Le mot procède du grec ancien "Pleonasmos" ("surplus, excédent").

Un pléonasme est un terme ou une expression qui ajoute une répétition (consciente ou inconsciente) à ce qui a été énoncé.

Par exemple lorsque le Tartuffe de Molière dit : "Je l’ai vu, dis-je, vu, de mes propres yeux vu, ce qui s’appelle vu…" (1669).

Contrairement à la redondance, le redoublement de l’idée se fait dans deux mots du même membre de phrase.

"Une périssologie est un vice d'élocution ("défaut") consistant en un pléonasme vicieux (avec d’autres termes).

La périssologie consiste en effet à ajouter une pensée déjà suffisamment exprimée d’autres termes qui sont surabondants.

Mais bien qu'il s'agisse d'un défaut, ce défaut - et c’est toute la richesse et la puissance créatrice de la langue - peut être mis à profit en littérature ou dans le discours pour obtenir par exemple un effet comique.

Cela peut par exemple être le cas de formules telles que "monter en haut" ou sortir dehors", dès lors qu'elles sont utilisées en connaissance de cause.

Car on a redoublement de l’idée dans deux mots du même membre de phrase (comme dans un pléonasme) mais également vice d’élocution (comme dans une battologie) puisqu’il y a déviance par rapport à une norme d’élocution.

Et "Une battologie" est un vice d'élocution ("défaut") consistant en une redondance excessive, injustifiée (avec reprise des mêmes termes).

Ils'agit d'une répétition inutile, oiseuse et fastidieuse des mêmes pensées sous les mêmes termes dans deux propositions proches.

Et le mot "Battologie" vient du nom de "Battos 1er", un ancien roi qui était bègue et qui fut le fondateur et premier roi de Cyrène (actuelle Libye), vers 630 av.
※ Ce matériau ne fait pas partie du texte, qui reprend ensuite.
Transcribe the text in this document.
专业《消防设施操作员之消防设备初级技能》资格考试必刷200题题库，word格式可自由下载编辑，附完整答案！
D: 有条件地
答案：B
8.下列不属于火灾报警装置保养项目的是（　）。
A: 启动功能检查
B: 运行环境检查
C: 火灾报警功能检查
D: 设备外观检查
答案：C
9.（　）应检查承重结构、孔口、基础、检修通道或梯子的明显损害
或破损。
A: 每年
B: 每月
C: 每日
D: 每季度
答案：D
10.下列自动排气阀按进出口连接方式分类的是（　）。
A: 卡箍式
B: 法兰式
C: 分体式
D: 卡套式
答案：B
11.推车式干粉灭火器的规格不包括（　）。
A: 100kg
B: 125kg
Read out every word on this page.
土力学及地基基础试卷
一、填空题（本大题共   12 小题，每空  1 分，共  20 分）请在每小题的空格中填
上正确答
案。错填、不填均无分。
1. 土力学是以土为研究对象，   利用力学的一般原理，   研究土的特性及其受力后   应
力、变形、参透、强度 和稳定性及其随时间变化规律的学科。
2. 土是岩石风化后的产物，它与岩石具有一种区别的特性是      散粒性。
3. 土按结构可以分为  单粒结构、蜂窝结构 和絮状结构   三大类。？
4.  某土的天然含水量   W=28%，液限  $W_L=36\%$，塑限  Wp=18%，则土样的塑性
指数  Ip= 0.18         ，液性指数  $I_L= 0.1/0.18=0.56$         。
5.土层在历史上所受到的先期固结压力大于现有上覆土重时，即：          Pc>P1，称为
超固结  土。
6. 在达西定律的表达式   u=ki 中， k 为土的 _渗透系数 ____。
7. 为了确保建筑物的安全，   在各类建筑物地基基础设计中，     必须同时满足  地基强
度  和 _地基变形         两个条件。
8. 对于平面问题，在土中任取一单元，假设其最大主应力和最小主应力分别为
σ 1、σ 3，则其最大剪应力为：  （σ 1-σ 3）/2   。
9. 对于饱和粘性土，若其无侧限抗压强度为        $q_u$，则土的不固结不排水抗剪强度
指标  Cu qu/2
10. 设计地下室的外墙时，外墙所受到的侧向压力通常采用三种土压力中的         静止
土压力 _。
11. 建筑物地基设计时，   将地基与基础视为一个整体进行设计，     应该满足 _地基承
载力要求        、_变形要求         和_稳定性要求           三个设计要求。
J.-C.

Sources : wsrl.wordpress.com/2013/06/01/de-la-distinction-entre-redondance-pleonasme-perissologie-et-battologie/, www.cnrtl.fr, Littré et "Gradus Les procédés littéraires" (Bernard. Dupriez)

Pourquoi dire : "Le click and collect" ?

Et pas simplement : "Le CLIQUER et EMPORTER" !

Également appelé "Check and reserve" ("Vérifier et réserver") ou "Click and pick up" ("Cliquer et enlever"), ce mode de vente permet au client de passer dans un magasin emporter les produits commandés en ligne et disponibles localement.

 

Pourquoi dire : "Un cluster" ou "Des clusters" ?

Comme la plupart des organes d'information, des journalistes et des pouvoirs publics français ne cessent de la faire depuis le mois de mars 2020 avec la pandémie de maladie à coronavirus 2019.

Et pas : "Un FOYER D'ÉPIDÉMIE" et "Des FOYERS D'ÉPIDÉMIE" !

J'enrage désormais dès que j'entends ce mot.